The Niger Delta Avengers have claimed that Niger Deltans are getting killed by security operatives escorting oil tankers from the South.  ANEEJ condemns in unequivocal terms these killings being carried out in the Niger Delta and calls on the Federal government to address these sundry incidences before they escalate.

‘Our problems in the Niger Delta and indeed Nigeria cannot always be solved with a resort to arms and a resolve to cripple the Nigerian economy. If there are infractions being perpetrated by one section of the country on the other, we believe that the reasonable thing to do would be to interrogate the system via superior arguments and policy suggestions against such infractions rather than taking the laws in our hands’, ANEEJ executive director, the Rev David Ugolor, has said.
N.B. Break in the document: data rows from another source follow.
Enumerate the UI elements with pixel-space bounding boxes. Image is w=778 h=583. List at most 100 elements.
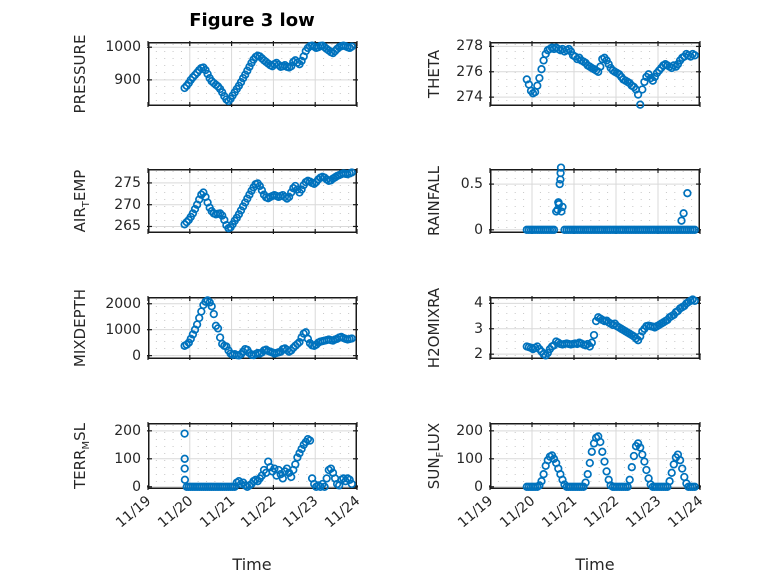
plot-canvas-RAINFALL bbox=[489, 163, 701, 234]
data-point bbox=[665, 477, 674, 486]
y-tick-label: 278 bbox=[456, 38, 483, 55]
data-point bbox=[215, 209, 225, 218]
data-point bbox=[236, 78, 246, 87]
data-point bbox=[203, 296, 212, 305]
data-point bbox=[287, 62, 296, 71]
y-tick-label: 1000 bbox=[105, 39, 141, 56]
y-tick-label: 270 bbox=[114, 196, 141, 213]
y-tick-label: 2000 bbox=[105, 295, 141, 312]
data-point bbox=[690, 296, 699, 305]
data-point bbox=[585, 458, 594, 468]
y-tick-label: 1000 bbox=[105, 321, 141, 338]
data-point bbox=[203, 69, 212, 79]
data-point bbox=[633, 90, 643, 99]
data-point bbox=[310, 179, 319, 188]
y-tick-label: 200 bbox=[114, 422, 141, 439]
data-point bbox=[537, 477, 546, 486]
x-axis-label-left: Time bbox=[232, 555, 272, 574]
data-point bbox=[642, 465, 651, 475]
data-point bbox=[215, 333, 225, 342]
data-point bbox=[623, 482, 632, 491]
data-point bbox=[347, 334, 356, 343]
data-point bbox=[295, 449, 304, 458]
data-point bbox=[291, 460, 300, 469]
data-point bbox=[690, 225, 699, 234]
data-point bbox=[303, 334, 313, 343]
data-point bbox=[188, 330, 198, 339]
data-point bbox=[690, 482, 699, 491]
y-tick-label: 0 bbox=[132, 478, 141, 495]
data-point bbox=[638, 450, 647, 459]
plot-canvas-PRESSURE bbox=[147, 41, 358, 107]
data-point bbox=[289, 184, 298, 193]
data-point bbox=[638, 85, 647, 94]
data-point bbox=[556, 163, 566, 172]
data-point bbox=[549, 225, 559, 234]
y-tick-label: 0.5 bbox=[460, 176, 483, 193]
data-point bbox=[596, 437, 605, 447]
data-point bbox=[182, 217, 191, 227]
data-point bbox=[180, 83, 189, 93]
y-tick-label: 0 bbox=[474, 221, 483, 238]
plot-canvas-SUN_FLUX bbox=[489, 422, 701, 491]
data-point bbox=[636, 100, 645, 109]
data-point bbox=[322, 474, 331, 483]
figure-title: Figure 3 low bbox=[189, 10, 315, 31]
data-point bbox=[257, 186, 267, 195]
y-tick-label: 900 bbox=[114, 71, 141, 88]
data-point bbox=[209, 309, 218, 319]
y-tick-label: 100 bbox=[456, 450, 483, 467]
data-point bbox=[633, 439, 643, 448]
data-point bbox=[345, 475, 354, 484]
y-tick-label: 0 bbox=[132, 347, 141, 364]
data-point bbox=[287, 472, 296, 482]
data-point bbox=[579, 482, 588, 491]
y-tick-label: 276 bbox=[456, 63, 483, 80]
plot-canvas-H2OMIXRA bbox=[489, 295, 701, 360]
data-point bbox=[180, 464, 189, 473]
data-point bbox=[347, 42, 356, 51]
data-point bbox=[556, 168, 565, 178]
y-tick-label: 3 bbox=[474, 320, 483, 337]
data-point bbox=[557, 207, 566, 216]
data-point bbox=[297, 444, 306, 454]
data-point bbox=[320, 482, 329, 491]
data-point bbox=[213, 324, 223, 333]
data-point bbox=[587, 447, 596, 456]
plot-canvas-THETA bbox=[489, 41, 701, 109]
data-point bbox=[236, 206, 246, 215]
data-point bbox=[295, 337, 304, 347]
data-point bbox=[631, 334, 641, 343]
data-point bbox=[195, 313, 204, 323]
y-tick-label: 275 bbox=[114, 174, 141, 191]
data-point bbox=[675, 456, 685, 465]
plot-canvas-MIXDEPTH bbox=[147, 296, 358, 360]
data-point bbox=[640, 457, 649, 466]
data-point bbox=[667, 468, 676, 477]
data-point bbox=[627, 463, 636, 472]
data-point bbox=[679, 209, 688, 218]
data-point bbox=[347, 168, 356, 177]
data-point bbox=[678, 464, 687, 473]
data-point bbox=[596, 62, 605, 71]
data-point bbox=[297, 56, 306, 66]
data-point bbox=[683, 189, 692, 198]
data-point bbox=[182, 340, 191, 349]
data-point bbox=[533, 81, 542, 90]
data-point bbox=[537, 65, 546, 74]
data-point bbox=[186, 334, 195, 343]
data-point bbox=[188, 209, 198, 218]
data-point bbox=[625, 475, 634, 484]
data-point bbox=[598, 447, 607, 456]
data-point bbox=[270, 464, 279, 473]
data-point bbox=[690, 51, 699, 60]
data-point bbox=[297, 185, 306, 194]
data-point bbox=[554, 200, 564, 209]
y-tick-label: 0 bbox=[474, 478, 483, 495]
plot-canvas-TERR_MSL bbox=[147, 422, 358, 491]
data-point bbox=[284, 192, 294, 202]
data-point bbox=[180, 454, 189, 463]
data-point bbox=[600, 457, 609, 466]
data-point bbox=[293, 453, 302, 462]
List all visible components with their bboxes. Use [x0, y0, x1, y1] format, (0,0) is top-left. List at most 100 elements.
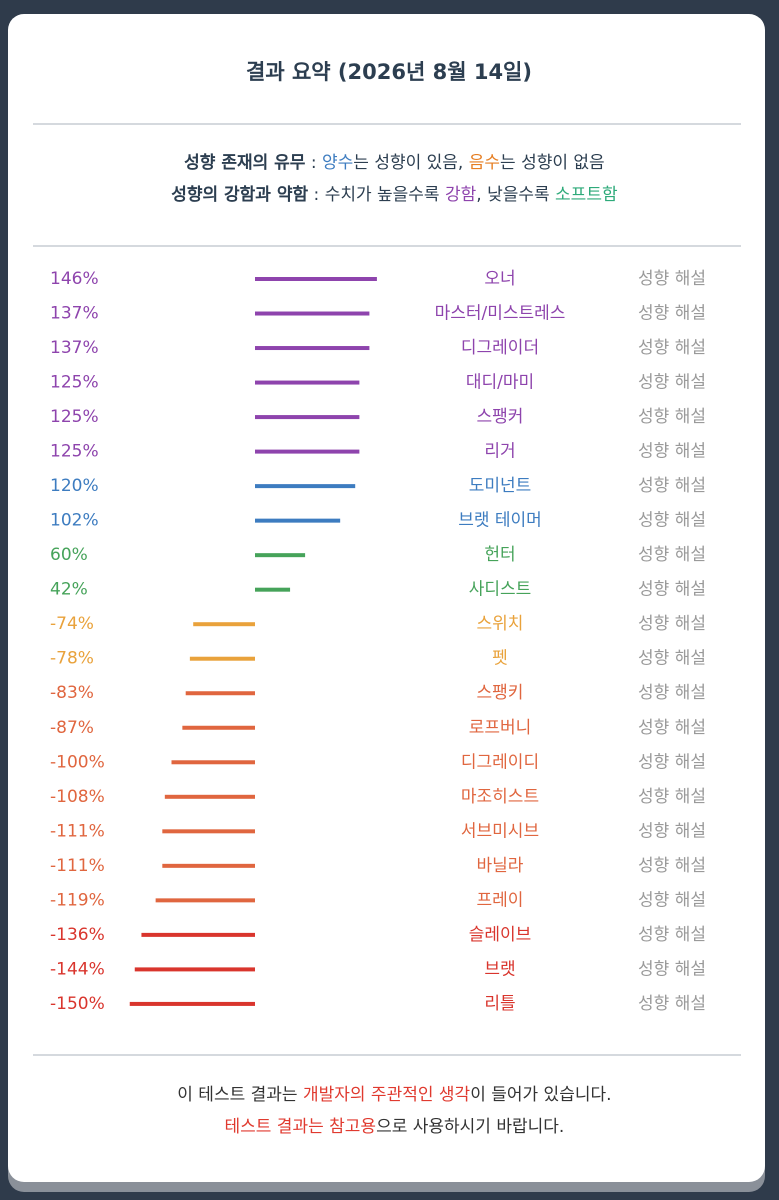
detail-link[interactable]: 성향 해설	[638, 511, 706, 531]
detail-link[interactable]: 성향 해설	[638, 373, 706, 393]
value-label: -136%	[50, 925, 105, 945]
footer-highlight: 개발자의 주관적인 생각	[303, 1085, 471, 1105]
category-label: 브랫 테이머	[458, 511, 542, 531]
bar	[171, 760, 255, 765]
value-label: 137%	[50, 304, 99, 324]
legend-text: :	[305, 153, 322, 173]
value-label: -87%	[50, 718, 94, 738]
bar	[129, 1001, 255, 1006]
bar	[182, 725, 255, 730]
detail-link[interactable]: 성향 해설	[638, 614, 706, 634]
bar	[255, 449, 360, 454]
bar	[255, 380, 360, 385]
detail-link[interactable]: 성향 해설	[638, 821, 706, 841]
bar	[255, 415, 360, 420]
legend-soft: 소프트함	[555, 185, 618, 205]
category-label: 로프버니	[469, 718, 532, 738]
bar	[255, 553, 306, 558]
detail-link[interactable]: 성향 해설	[638, 890, 706, 910]
category-label: 리거	[484, 442, 515, 462]
category-label: 마조히스트	[461, 787, 539, 807]
category-label: 스팽커	[477, 407, 524, 427]
value-label: 125%	[50, 373, 99, 393]
legend-text: , 낮을수록	[476, 185, 555, 205]
bar	[164, 794, 255, 799]
value-label: -100%	[50, 752, 105, 772]
bar	[141, 932, 255, 937]
value-label: -83%	[50, 683, 94, 703]
card	[8, 14, 765, 1182]
category-label: 마스터/미스트레스	[435, 304, 566, 324]
category-label: 오너	[484, 269, 515, 289]
legend-text: : 수치가 높을수록	[308, 185, 445, 205]
detail-link[interactable]: 성향 해설	[638, 752, 706, 772]
value-label: 102%	[50, 511, 99, 531]
bar	[255, 311, 370, 316]
legend-line: 성향 존재의 유무 : 양수는 성향이 있음, 음수는 성향이 없음	[157, 152, 621, 173]
detail-link[interactable]: 성향 해설	[638, 407, 706, 427]
detail-link[interactable]: 성향 해설	[638, 269, 706, 289]
detail-link[interactable]: 성향 해설	[638, 304, 706, 324]
bar	[155, 898, 255, 903]
legend-line: 성향의 강함과 약함 : 수치가 높을수록 강함, 낮을수록 소프트함	[144, 184, 634, 205]
category-label: 도미넌트	[469, 476, 532, 496]
detail-link[interactable]: 성향 해설	[638, 683, 706, 703]
bar	[185, 691, 255, 696]
bar	[189, 656, 255, 661]
detail-link[interactable]: 성향 해설	[638, 994, 706, 1014]
detail-link[interactable]: 성향 해설	[638, 442, 706, 462]
category-label: 리틀	[484, 994, 515, 1014]
footer-line: 테스트 결과는 참고용으로 사용하시기 바랍니다.	[197, 1117, 580, 1137]
value-label: -111%	[50, 821, 105, 841]
detail-link[interactable]: 성향 해설	[638, 545, 706, 565]
legend-text: 는 성향이 있음,	[353, 153, 468, 173]
bar	[255, 277, 377, 281]
legend-term: 성향의 강함과 약함	[171, 184, 308, 205]
footer-text: 이 들어가 있습니다.	[470, 1085, 611, 1105]
detail-link[interactable]: 성향 해설	[638, 718, 706, 738]
detail-link[interactable]: 성향 해설	[638, 649, 706, 669]
value-label: 120%	[50, 476, 99, 496]
bar	[255, 518, 341, 523]
value-label: -150%	[50, 994, 105, 1014]
category-label: 디그레이디	[461, 752, 539, 772]
detail-link[interactable]: 성향 해설	[638, 338, 706, 358]
bar	[255, 346, 370, 351]
value-label: 146%	[50, 269, 99, 289]
value-label: -74%	[50, 614, 94, 634]
footer-line: 이 테스트 결과는 개발자의 주관적인 생각이 들어가 있습니다.	[150, 1085, 628, 1105]
legend-text: 는 성향이 없음	[500, 153, 605, 173]
value-label: 137%	[50, 338, 99, 358]
legend-positive: 양수	[322, 153, 353, 173]
category-label: 스팽키	[477, 683, 524, 703]
category-label: 디그레이더	[461, 338, 539, 358]
detail-link[interactable]: 성향 해설	[638, 959, 706, 979]
category-label: 서브미시브	[461, 821, 539, 841]
category-label: 펫	[492, 649, 508, 669]
title: 결과 요약 (2026년 8월 14일)	[246, 60, 532, 84]
detail-link[interactable]: 성향 해설	[638, 925, 706, 945]
category-label: 브랫	[484, 959, 515, 979]
footer-highlight: 테스트 결과는 참고용	[224, 1117, 376, 1137]
detail-link[interactable]: 성향 해설	[638, 476, 706, 496]
detail-link[interactable]: 성향 해설	[638, 787, 706, 807]
bar	[255, 587, 291, 592]
value-label: -78%	[50, 649, 94, 669]
category-label: 프레이	[477, 890, 524, 910]
bar	[162, 829, 255, 834]
value-label: 125%	[50, 442, 99, 462]
detail-link[interactable]: 성향 해설	[638, 580, 706, 600]
detail-link[interactable]: 성향 해설	[638, 856, 706, 876]
legend-strong: 강함	[445, 185, 477, 205]
category-label: 헌터	[484, 545, 515, 565]
legend-term: 성향 존재의 유무	[184, 152, 306, 173]
value-label: -144%	[50, 959, 105, 979]
value-label: 60%	[50, 545, 88, 565]
footer-text: 으로 사용하시기 바랍니다.	[376, 1117, 564, 1137]
value-label: -108%	[50, 787, 105, 807]
category-label: 바닐라	[477, 856, 524, 876]
category-label: 사디스트	[469, 580, 532, 600]
value-label: -119%	[50, 890, 105, 910]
Nigerians are already in the throes of power outages, harsh economic conditions occasioned from the fall of oil prices worldwide, a weak naira and therefore blowing up pipelines which carry crude to the Warri and Kaduna refineries may not be the best option for us all at this time.

ANEEJ is concerned that with an Amnesty programme and Niger Delta Institutions in place to assuage frayed nerves over the injustices perpetrated on the Niger Delta by multinationals in collusion with government officials, together with the precarious condition of the Nigerian economy, what Nigeria needs is that all hands, heads and minds must be on deck to haul Nigeria from the precipice rather than a return to fisticuffs and the creeks to blow up pipelines.
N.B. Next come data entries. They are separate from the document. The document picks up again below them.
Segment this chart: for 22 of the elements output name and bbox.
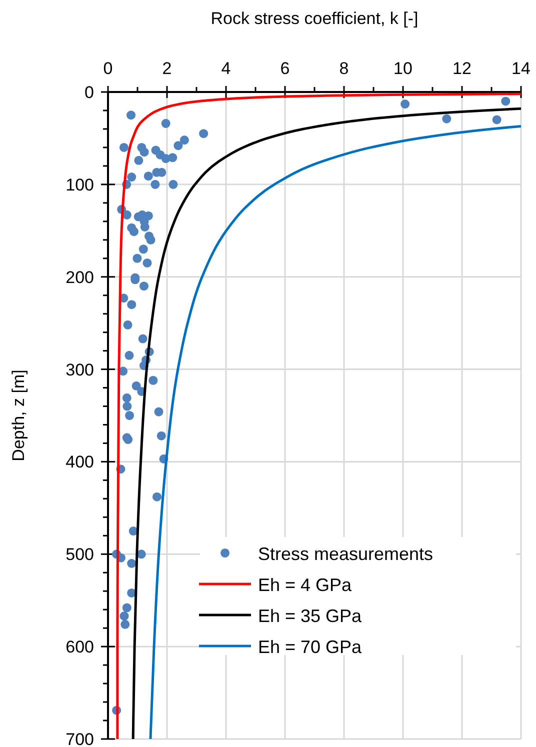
- x-axis-title: Rock stress coefficient, k [-]: [210, 9, 418, 28]
- x-tick-label: 8: [339, 59, 349, 78]
- y-tick-label: 0: [84, 83, 94, 102]
- x-tick-label: 6: [280, 59, 290, 78]
- x-tick-label: 4: [221, 59, 231, 78]
- y-tick-label: 400: [66, 452, 94, 472]
- y-tick-label: 200: [66, 268, 94, 287]
- y-tick-label: 700: [66, 730, 94, 747]
- x-tick-label: 2: [162, 59, 172, 78]
- legend-label: Stress measurements: [258, 544, 434, 564]
- x-tick-label: 14: [512, 59, 530, 78]
- x-tick-label: 10: [394, 59, 412, 78]
- legend-label: Eh = 4 GPa: [258, 575, 353, 595]
- y-tick-label: 600: [66, 638, 94, 657]
- x-tick-label: 12: [452, 59, 472, 78]
- legend-label: Eh = 35 GPa: [258, 606, 363, 626]
- y-tick-label: 500: [66, 545, 94, 564]
- legend-label: Eh = 70 GPa: [258, 637, 363, 657]
- y-tick-label: 100: [66, 175, 94, 194]
- y-tick-label: 300: [66, 360, 94, 380]
- x-tick-label: 0: [103, 59, 113, 78]
- y-axis-title: Depth, z [m]: [9, 370, 28, 462]
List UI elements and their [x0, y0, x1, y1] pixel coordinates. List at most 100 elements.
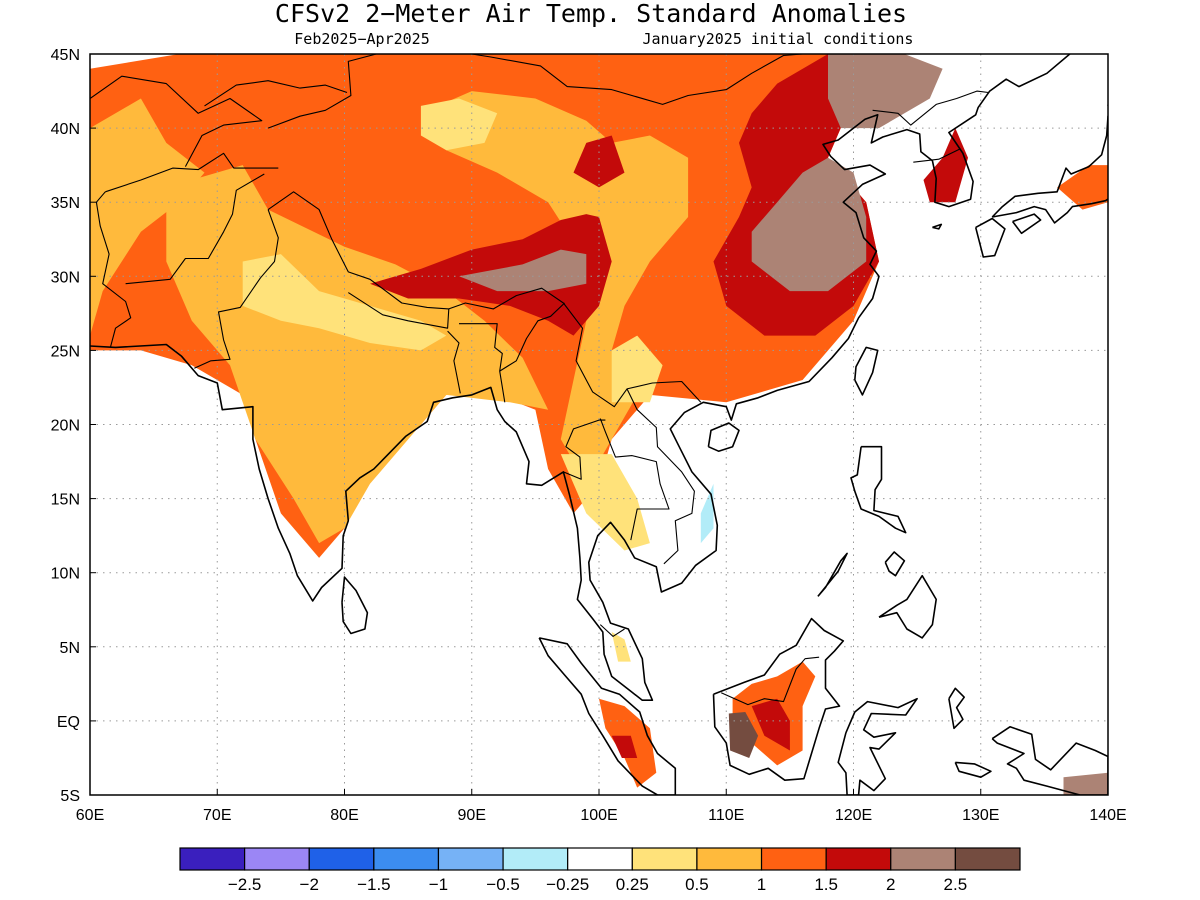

We urge President Buhari to develop a comprehensive civic engagement with the Niger Delta people and also provide a transparent roadmap on how to deal with the environmental problems caused by several decades of oil exploitation by Multinational Oil Companies. The lacks of jobs among the youth in the region also require urgent attention through a creative policy that will provide opportunities for both public and private sectors to work together.
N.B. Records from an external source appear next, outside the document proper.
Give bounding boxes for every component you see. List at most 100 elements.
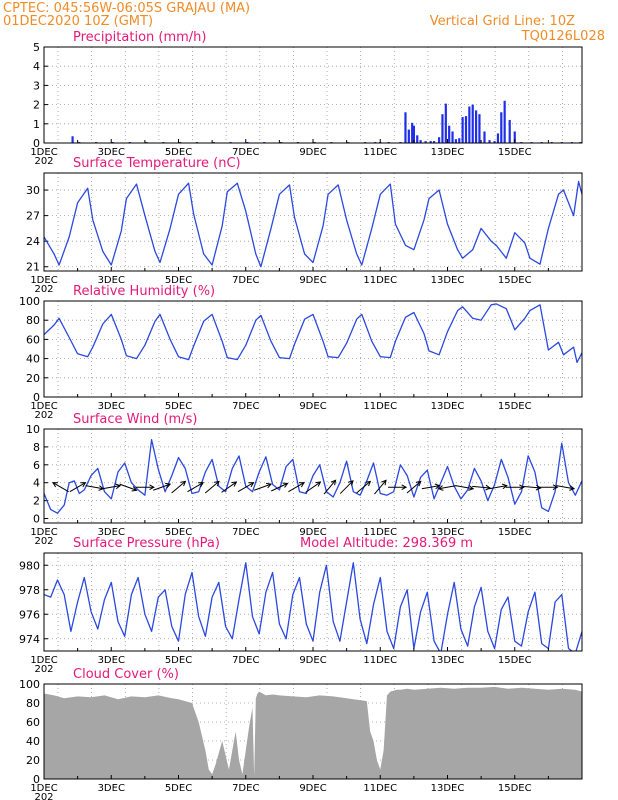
pressure-ytick-label: 974 — [19, 633, 40, 646]
pressure-xtick-label: 3DEC — [98, 655, 125, 666]
precip-bar — [500, 112, 503, 143]
rh-ytick-label: 100 — [19, 295, 40, 308]
wind-line — [44, 439, 582, 514]
wind-arrow-head — [401, 484, 408, 491]
wind-ytick-label: 6 — [33, 459, 40, 472]
wind-arrow-head — [381, 479, 387, 486]
wind-arrow — [438, 485, 457, 490]
precip-ytick-label: 0 — [33, 137, 40, 150]
precip-ytick-label: 3 — [33, 79, 40, 92]
wind-xtick-label: 1DEC — [30, 527, 57, 538]
header-location: CPTEC: 045:56W-06:05S GRAJAU (MA) — [3, 1, 250, 16]
rh-ytick-label: 40 — [26, 353, 40, 366]
wind-arrow — [472, 485, 491, 489]
precip-bar — [419, 140, 422, 143]
precip-bar — [461, 117, 464, 143]
wind-xtick-label: 15DEC — [498, 527, 532, 538]
temp-ytick-label: 24 — [26, 235, 40, 248]
wind-arrow — [323, 479, 336, 495]
rh-xtick-label: 3DEC — [98, 401, 125, 412]
wind-ytick-label: 10 — [26, 423, 40, 436]
pressure-line — [44, 562, 582, 651]
precip-bar — [503, 100, 506, 143]
wind-arrow-head — [348, 480, 354, 486]
wind-ytick-label: 2 — [33, 495, 40, 508]
pressure-xtick-label: 9DEC — [299, 655, 326, 666]
wind-arrow-head — [437, 485, 444, 491]
wind-arrow-head — [231, 481, 238, 487]
temp-xtick-label: 7DEC — [232, 275, 259, 286]
wind-arrow-head — [519, 484, 525, 491]
wind-arrow-head — [165, 482, 172, 489]
wind-xtick-label: 3DEC — [98, 527, 125, 538]
cloud-xtick-label: 11DEC — [363, 783, 397, 794]
wind-arrow-head — [434, 483, 441, 490]
temp-xtick-label: 3DEC — [98, 275, 125, 286]
temp-xtick-label: 1DEC — [30, 275, 57, 286]
wind-arrow — [488, 485, 507, 490]
pressure-ytick-label: 976 — [19, 608, 40, 621]
wind-arrow — [288, 482, 305, 493]
cloud-area — [44, 686, 582, 779]
cloud-ytick-label: 60 — [26, 716, 40, 729]
pressure-ytick-label: 980 — [19, 559, 40, 572]
precip-bar — [411, 122, 414, 143]
precip-ytick-label: 1 — [33, 118, 40, 131]
wind-xtick-label: 11DEC — [363, 527, 397, 538]
temp-ytick-label: 27 — [26, 210, 40, 223]
precip-bar — [416, 135, 419, 143]
precip-bar — [424, 141, 427, 143]
wind-arrow-head — [501, 483, 508, 490]
rh-ytick-label: 0 — [33, 391, 40, 404]
precip-bar — [437, 137, 441, 143]
precip-ytick-label: 4 — [33, 60, 40, 73]
precip-bar — [496, 133, 500, 143]
temp-ytick-label: 30 — [26, 184, 40, 197]
temp-xtick-label: 9DEC — [299, 275, 326, 286]
precip-xtick-label: 3DEC — [98, 147, 125, 158]
wind-arrow — [556, 485, 575, 490]
pressure-xtick-label: 1DEC — [30, 655, 57, 666]
precip-bar — [464, 116, 468, 143]
wind-arrow-head — [415, 480, 422, 487]
wind-xtick-year: 202 — [34, 536, 53, 547]
wind-arrow — [171, 481, 186, 494]
rh-ytick-label: 80 — [26, 314, 40, 327]
cloud-title: Cloud Cover (%) — [73, 667, 179, 682]
precip-bar — [474, 110, 478, 143]
wind-arrow — [406, 481, 422, 494]
pressure-xtick-label: 13DEC — [431, 655, 465, 666]
precip-bar — [488, 140, 491, 143]
wind-arrow — [102, 485, 121, 490]
precip-bar — [478, 114, 481, 143]
wind-arrow-head — [330, 479, 337, 486]
wind-arrow — [153, 483, 171, 491]
rh-xtick-label: 13DEC — [431, 401, 465, 412]
precip-xtick-label: 15DEC — [498, 147, 532, 158]
wind-arrow-head — [131, 486, 138, 492]
wind-arrow — [52, 482, 69, 493]
pressure-xtick-year: 202 — [34, 664, 53, 675]
precip-ytick-label: 5 — [33, 41, 40, 54]
rh-ytick-label: 60 — [26, 333, 40, 346]
precip-bar — [454, 139, 458, 143]
cloud-ytick-label: 100 — [19, 678, 40, 691]
wind-arrow-head — [535, 484, 542, 491]
cloud-ytick-label: 20 — [26, 754, 40, 767]
wind-arrow-head — [149, 484, 155, 491]
rh-xtick-label: 1DEC — [30, 401, 57, 412]
rh-line — [44, 303, 582, 364]
precip-xtick-label: 1DEC — [30, 147, 57, 158]
precip-xtick-label: 5DEC — [165, 147, 192, 158]
precip-panel: 0 1 2 3 4 5 1DEC202 3DEC 5DEC 7DEC 9DEC 11DEC 13DEC 1… — [30, 30, 583, 167]
precip-bar — [513, 131, 516, 143]
cloud-ytick-label: 0 — [33, 773, 40, 786]
precip-bar — [432, 141, 436, 143]
cloud-xtick-label: 5DEC — [165, 783, 192, 794]
precip-xtick-label: 11DEC — [363, 147, 397, 158]
wind-arrow — [221, 481, 237, 493]
precip-bar — [429, 141, 432, 143]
There should be rapid implementation of the 2016 Fiscal Budget to enable NDDC and the Ministry of Niger Delta to carry out quick development intervention that will address some of the problems: Poor road network, pollution of farm lands and unemployment among the Niger Delta Youths.

We strongly reject the option of using violence as a tool of attracting government attention which in the long run never help the very poor they claim to fight for rather it sustain systemic corruption and looting of public resources.

The Federal Government should step up their intelligence gathering capacity and use modern security strategy to deal with Niger Delta problem rather that resorting to nicked violence against the region that will only enrich individual security entrepreneurs.

The FG should scale up the Ogoni Clean Up programme to demonstrate genuine commitment to tackling the environmental problems in the region.